O povo não buscava consolo para o luto, queria salvatério para os vivos. Zé Luiz sentara-se no banco, na varanda, lavado em pranto: não existe nada mais importuno, mais insuportável do que um homem chorando, perdidas a vergonha e a presunção, despido da condição de macho.

Zilda repetiu, elevando a voz para ser ouvida e obter resposta:

- Se alastrou.

O Capitão amassava com os dedos um bolo de feijão com
farinha:

- Diz-que outro parente de sia Leocádia está arriado. É homem ou mulher? Tu sabe? - Os estancianos na sexta-feira haviam enterrado o moço Tancredo.

- Um menino, Mariozinho, de seus dez anos, não tinha mais. Não saía daqui, era carne e unha com Peba.

- Tu fala como se ele já tivesse morrido.

- Deus me perdoe! Não quero agourar ninguém mas ocê já viu algum se salvar? Nunca soube de nenhum.

Baixou os olhos para o prato de flandre, revolveu a comida com a colher:

- Ando agoniada por causa dos meninos. O que é que ocê acha? Não era mais melhor pegar neles e ir pra roça? Até passar.

O Capitão correu a vista pela criançada que, desatenta à conversa, comia com vontade, uns na mesa, outros sentados no chão. Depois encarou a mulher:

- Tu já reparou quanta casa fechada, quanta gente já foi embora? Se nós se retira, se tu for pra roça com os meninos, no outro dia não fica mais ninguém em Tocaia Grande. Nós não pode fazer isso.

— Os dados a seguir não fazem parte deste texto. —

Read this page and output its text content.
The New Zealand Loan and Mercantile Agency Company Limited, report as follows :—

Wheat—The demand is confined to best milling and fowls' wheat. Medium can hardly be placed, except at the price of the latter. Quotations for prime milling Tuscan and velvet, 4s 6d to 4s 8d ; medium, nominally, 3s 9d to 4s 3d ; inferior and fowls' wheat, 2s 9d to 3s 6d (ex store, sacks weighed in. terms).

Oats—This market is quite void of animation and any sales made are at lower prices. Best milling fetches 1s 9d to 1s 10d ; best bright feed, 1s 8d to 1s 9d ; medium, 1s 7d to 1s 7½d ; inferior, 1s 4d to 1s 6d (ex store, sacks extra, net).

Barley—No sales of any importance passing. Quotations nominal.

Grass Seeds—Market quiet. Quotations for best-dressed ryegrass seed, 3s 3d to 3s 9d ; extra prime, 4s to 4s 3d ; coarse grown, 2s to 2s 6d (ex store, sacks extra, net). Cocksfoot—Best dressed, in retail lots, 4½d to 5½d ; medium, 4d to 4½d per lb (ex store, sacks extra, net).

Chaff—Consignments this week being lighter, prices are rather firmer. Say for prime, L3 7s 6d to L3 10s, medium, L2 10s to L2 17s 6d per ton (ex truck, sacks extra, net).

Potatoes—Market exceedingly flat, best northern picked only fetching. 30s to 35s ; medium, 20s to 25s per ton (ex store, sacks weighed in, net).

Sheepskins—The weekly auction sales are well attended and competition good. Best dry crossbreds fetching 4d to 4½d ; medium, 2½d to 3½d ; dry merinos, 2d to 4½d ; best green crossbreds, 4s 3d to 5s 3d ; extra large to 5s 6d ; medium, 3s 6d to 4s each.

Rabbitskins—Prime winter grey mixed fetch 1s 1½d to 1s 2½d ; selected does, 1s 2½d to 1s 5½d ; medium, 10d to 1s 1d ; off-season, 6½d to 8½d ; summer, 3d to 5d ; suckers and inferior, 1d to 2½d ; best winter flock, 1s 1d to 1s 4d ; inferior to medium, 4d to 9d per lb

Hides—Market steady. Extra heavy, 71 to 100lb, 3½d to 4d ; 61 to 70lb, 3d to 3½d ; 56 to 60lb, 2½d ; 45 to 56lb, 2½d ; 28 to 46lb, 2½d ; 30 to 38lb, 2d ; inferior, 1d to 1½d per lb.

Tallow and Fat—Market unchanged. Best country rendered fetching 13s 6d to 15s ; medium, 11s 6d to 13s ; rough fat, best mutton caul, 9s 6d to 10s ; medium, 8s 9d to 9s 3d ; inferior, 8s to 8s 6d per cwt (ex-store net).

Zilda largou a colher, ergueu os olhos para ele:

- Tomei filhos de outras pra criar.

- Aqui é a casa deles e daqui nós não vai sair. Ninguém.
- Limpou as mãos sujas de comida, uma na outra: - A não ser que seja pro cemitério.

Zilda balançou a cabeça, em concordância: não estavam discutindo, apenas conversando. Conhecia o marido e sua maneira de pensar: quem tem mando e autoridade, tem obrigações.

De nada adiantaria argumentar, menos ainda se opor.

Cumprira sua parte, expusera seus temores: a ele competia decidir, a ela obedecer.